Diferentes sujeitos têm empregado o termo “masculinidade tóxica” para iniciar um debate sobre os efeitos nocivos da socialização dos homens e sobre os comportamentos que derivam desse aprendizado das masculinidades. Em linhas gerais, vivemos em uma sociedade em que crianças assignadas ao nascimento como meninos aprendem desde o jardim da infância a se valerem de ferramentas agressivas e verem o mundo a partir de um prisma no qual ou você subjuga ou é subjugado.
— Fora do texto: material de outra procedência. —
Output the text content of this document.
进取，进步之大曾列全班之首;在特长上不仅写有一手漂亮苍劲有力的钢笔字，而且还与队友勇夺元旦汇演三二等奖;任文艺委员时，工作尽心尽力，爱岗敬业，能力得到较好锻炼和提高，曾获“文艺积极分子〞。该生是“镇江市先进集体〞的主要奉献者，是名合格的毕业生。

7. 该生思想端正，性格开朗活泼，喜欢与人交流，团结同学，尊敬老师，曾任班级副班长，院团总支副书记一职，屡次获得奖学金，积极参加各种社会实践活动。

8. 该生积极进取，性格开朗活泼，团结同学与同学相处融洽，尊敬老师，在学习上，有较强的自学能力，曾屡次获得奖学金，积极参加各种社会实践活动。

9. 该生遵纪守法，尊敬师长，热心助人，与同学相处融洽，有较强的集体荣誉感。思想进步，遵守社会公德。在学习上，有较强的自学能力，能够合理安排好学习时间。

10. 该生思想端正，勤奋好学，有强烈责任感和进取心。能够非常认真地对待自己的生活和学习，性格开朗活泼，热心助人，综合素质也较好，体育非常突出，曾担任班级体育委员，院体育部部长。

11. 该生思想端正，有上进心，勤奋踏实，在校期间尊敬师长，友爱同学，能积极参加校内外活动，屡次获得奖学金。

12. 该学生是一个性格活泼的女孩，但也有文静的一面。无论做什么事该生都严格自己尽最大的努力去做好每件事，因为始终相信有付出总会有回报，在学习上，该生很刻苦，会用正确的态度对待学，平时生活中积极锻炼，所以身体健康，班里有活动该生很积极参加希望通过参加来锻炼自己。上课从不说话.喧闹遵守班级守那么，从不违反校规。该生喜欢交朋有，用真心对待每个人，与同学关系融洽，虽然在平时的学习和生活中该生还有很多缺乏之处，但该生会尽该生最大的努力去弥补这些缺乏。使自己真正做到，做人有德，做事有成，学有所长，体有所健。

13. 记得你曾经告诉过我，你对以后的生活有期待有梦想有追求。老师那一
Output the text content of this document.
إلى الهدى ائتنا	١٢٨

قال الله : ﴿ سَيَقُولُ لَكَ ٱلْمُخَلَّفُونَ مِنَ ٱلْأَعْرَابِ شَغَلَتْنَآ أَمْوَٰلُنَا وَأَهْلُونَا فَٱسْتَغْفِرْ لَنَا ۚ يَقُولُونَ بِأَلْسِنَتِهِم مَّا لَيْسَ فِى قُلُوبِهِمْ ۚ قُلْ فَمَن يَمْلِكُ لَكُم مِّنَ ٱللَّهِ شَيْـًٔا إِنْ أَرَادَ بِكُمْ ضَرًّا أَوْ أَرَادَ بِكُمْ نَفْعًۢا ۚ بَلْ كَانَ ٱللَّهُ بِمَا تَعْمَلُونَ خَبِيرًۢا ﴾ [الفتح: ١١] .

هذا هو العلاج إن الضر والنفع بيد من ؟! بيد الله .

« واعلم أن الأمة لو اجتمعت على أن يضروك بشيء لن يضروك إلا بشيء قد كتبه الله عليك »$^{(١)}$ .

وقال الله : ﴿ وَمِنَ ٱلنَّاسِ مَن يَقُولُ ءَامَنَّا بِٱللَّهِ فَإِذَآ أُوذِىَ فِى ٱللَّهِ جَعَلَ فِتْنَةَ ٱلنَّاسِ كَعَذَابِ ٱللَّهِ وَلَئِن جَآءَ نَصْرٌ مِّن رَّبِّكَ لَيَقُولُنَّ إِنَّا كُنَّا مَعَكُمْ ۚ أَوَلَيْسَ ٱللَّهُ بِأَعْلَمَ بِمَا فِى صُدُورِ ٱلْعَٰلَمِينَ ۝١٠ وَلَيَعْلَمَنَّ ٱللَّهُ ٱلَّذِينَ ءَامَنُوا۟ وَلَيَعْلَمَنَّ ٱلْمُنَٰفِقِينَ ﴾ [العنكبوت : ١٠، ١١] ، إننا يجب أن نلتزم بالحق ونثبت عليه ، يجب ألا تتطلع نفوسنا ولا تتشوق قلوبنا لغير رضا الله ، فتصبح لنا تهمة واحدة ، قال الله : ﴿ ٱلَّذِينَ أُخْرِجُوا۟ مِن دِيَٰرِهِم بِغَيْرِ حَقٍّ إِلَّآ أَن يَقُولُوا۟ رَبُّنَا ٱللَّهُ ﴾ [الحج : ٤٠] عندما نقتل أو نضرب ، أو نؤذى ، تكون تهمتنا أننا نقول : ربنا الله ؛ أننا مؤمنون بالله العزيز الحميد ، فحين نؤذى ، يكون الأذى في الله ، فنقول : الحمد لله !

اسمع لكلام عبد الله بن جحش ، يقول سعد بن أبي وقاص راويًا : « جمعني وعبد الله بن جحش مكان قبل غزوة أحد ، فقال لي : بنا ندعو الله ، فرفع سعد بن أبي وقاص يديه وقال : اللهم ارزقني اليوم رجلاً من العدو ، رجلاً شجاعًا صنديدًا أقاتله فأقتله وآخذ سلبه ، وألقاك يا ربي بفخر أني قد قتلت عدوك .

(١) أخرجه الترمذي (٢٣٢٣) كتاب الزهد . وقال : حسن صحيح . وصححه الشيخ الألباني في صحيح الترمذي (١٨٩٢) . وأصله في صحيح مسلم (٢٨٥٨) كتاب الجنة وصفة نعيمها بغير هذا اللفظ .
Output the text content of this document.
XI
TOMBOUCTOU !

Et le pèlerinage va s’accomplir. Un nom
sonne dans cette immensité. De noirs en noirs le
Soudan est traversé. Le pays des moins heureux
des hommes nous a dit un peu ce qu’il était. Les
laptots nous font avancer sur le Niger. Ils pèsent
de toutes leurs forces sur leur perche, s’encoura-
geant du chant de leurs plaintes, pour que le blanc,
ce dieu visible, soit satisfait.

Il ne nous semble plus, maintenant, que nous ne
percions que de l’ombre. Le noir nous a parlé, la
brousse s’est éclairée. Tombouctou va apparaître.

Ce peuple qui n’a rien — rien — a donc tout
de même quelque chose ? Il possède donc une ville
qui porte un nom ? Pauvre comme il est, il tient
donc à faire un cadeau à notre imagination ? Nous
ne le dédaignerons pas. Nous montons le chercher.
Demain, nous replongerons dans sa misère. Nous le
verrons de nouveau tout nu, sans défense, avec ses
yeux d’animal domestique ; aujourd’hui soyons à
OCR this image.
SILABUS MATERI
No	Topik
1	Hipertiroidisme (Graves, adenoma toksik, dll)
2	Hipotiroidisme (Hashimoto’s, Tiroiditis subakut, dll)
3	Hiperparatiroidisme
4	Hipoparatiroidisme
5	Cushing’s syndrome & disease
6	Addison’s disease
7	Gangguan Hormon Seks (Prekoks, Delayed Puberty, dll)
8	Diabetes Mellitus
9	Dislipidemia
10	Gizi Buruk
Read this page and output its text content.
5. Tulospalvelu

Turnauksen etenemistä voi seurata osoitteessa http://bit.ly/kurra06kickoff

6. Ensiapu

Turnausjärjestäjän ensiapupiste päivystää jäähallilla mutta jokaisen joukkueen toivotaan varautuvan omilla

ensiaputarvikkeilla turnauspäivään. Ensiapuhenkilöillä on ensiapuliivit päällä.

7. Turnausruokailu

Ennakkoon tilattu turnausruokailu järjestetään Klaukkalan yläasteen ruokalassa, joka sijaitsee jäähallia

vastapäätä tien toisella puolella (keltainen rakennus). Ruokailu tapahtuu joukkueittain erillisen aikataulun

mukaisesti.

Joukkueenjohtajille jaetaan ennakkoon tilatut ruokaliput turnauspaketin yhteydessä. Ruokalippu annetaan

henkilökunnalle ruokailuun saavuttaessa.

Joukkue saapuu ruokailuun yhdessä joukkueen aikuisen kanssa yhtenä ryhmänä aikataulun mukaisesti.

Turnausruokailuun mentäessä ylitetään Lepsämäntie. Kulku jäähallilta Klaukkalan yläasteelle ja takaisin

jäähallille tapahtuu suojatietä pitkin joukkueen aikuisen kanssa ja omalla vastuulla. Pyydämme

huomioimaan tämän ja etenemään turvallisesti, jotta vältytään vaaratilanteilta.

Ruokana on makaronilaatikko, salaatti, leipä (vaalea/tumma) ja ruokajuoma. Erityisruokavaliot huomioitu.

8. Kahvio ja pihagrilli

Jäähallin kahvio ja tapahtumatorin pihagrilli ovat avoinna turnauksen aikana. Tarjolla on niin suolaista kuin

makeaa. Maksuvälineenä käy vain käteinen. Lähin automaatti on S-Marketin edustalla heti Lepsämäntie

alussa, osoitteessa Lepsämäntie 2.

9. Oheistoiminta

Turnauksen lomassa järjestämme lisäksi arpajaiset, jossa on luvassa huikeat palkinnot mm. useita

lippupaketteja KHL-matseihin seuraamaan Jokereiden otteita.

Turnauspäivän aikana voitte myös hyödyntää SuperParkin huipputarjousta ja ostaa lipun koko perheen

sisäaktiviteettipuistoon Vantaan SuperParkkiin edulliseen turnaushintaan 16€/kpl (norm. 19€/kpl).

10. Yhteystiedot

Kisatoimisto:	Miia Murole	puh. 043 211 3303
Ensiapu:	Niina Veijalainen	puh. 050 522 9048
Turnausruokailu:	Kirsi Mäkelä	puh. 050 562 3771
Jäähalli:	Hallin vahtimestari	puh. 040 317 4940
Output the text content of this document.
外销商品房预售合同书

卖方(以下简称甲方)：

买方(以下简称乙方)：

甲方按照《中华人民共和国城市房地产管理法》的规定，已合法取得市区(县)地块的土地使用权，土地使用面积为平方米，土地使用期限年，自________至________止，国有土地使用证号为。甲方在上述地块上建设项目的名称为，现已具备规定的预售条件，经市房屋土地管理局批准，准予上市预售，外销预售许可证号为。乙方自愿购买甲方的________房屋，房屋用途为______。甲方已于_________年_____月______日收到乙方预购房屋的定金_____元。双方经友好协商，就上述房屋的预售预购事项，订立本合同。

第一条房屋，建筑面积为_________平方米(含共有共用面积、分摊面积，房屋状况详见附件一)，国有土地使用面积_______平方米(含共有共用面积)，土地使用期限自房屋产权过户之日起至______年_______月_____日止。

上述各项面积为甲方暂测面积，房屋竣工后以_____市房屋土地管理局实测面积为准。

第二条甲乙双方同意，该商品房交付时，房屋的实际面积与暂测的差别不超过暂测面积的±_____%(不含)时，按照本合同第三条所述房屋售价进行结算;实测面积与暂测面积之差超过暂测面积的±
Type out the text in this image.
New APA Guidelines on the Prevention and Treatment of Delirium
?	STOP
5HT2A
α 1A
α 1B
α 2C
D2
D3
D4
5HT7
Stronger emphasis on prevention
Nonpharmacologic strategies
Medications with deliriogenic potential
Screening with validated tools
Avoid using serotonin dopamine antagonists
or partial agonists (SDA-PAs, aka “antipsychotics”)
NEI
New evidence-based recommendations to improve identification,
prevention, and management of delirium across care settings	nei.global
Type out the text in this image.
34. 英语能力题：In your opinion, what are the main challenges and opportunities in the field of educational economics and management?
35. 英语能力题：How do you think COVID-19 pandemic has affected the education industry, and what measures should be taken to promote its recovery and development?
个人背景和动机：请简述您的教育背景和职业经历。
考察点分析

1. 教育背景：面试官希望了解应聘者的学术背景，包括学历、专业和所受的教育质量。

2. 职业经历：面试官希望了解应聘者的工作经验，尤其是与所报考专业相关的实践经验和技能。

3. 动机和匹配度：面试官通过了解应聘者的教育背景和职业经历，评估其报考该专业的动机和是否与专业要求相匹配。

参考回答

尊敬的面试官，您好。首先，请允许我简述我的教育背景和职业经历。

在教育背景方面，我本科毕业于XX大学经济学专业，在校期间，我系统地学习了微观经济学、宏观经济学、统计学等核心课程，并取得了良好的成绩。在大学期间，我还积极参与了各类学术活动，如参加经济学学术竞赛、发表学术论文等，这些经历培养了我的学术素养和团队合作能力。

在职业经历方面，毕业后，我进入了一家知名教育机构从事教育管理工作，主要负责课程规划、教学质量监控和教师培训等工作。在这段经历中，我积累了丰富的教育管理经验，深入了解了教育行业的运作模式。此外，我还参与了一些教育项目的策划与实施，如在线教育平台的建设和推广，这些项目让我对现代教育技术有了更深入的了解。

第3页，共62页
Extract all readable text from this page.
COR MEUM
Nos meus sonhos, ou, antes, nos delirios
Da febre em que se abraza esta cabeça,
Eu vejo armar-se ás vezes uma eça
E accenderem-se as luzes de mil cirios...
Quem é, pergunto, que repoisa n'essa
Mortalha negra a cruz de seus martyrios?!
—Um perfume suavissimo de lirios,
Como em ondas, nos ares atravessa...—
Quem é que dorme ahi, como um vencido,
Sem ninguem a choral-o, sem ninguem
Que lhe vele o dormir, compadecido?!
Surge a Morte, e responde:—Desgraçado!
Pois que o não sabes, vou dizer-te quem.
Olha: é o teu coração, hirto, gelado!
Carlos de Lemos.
Nesse mesmo contexto, são ensinados que o lugar daquele que é dominado e reduzido à vontade do outro é o lugar do feminino, o que faz com que as mulheres sejam inferiorizadas e que os homens subjugados sejam aproximados das mulheres em termos de ausência de poder.
“Masculinidade tóxica” aparece como uma terminologia que vai popularizar a discussão em torno de homens e masculinidades, sendo tema de diversas postagens em redes sociais, reportagens em jornais, debates em podcasts e canais do Youtube, entre outras tantas plataformas. O que não acontece é um exame mais detido sobre o tipo de reflexão a qual o termo conduz, como aponta o ativista e escritor John Stoltenberg, autor de uma série de livros sobre masculinidades desde a década de 1980.
Enquanto muitos estão endereçando a resolução dos problemas à discussão da masculinidade tóxica, em busca de masculinidades mais saudáveis, Stoltenberg é radical ao afirmar que os homens precisam desistir da masculinidade. Em entrevista à VICE, ele compara a ideia de “masculinidade saudável” à ideia de “câncer saudável”. Para ele, a masculinidade seria uma identidade produzida inteiramente sobre a opressão de terceiros. As partes da masculinidade que não seriam vistas como “tóxicas”, que não colocariam alguém em posição inferior ou representariam risco ao sujeito, seriam apenas qualidades e ações sem gênero. Quando uma mulher ou um homem tomam decisões morais agindo de maneira a respeitar a própria integridade ou de outros sujeitos, não se trata de uma mulher boa ou de um homem bom, mas de uma pessoa boa ou que tomou boas decisões. O que Stoltenberg quer nos dizer é que, embora tenhamos sido ensinados o contrário, nosso caráter é divorciado de nosso gênero. A tarefa dos homens é então desenvolver a habilidade de tomar decisões, refletindo e combatendo a perspectiva que os ensinou a estar sempre atuando de modo a provar a própria masculinidade, frequentemente por meios violentos e dolorosos.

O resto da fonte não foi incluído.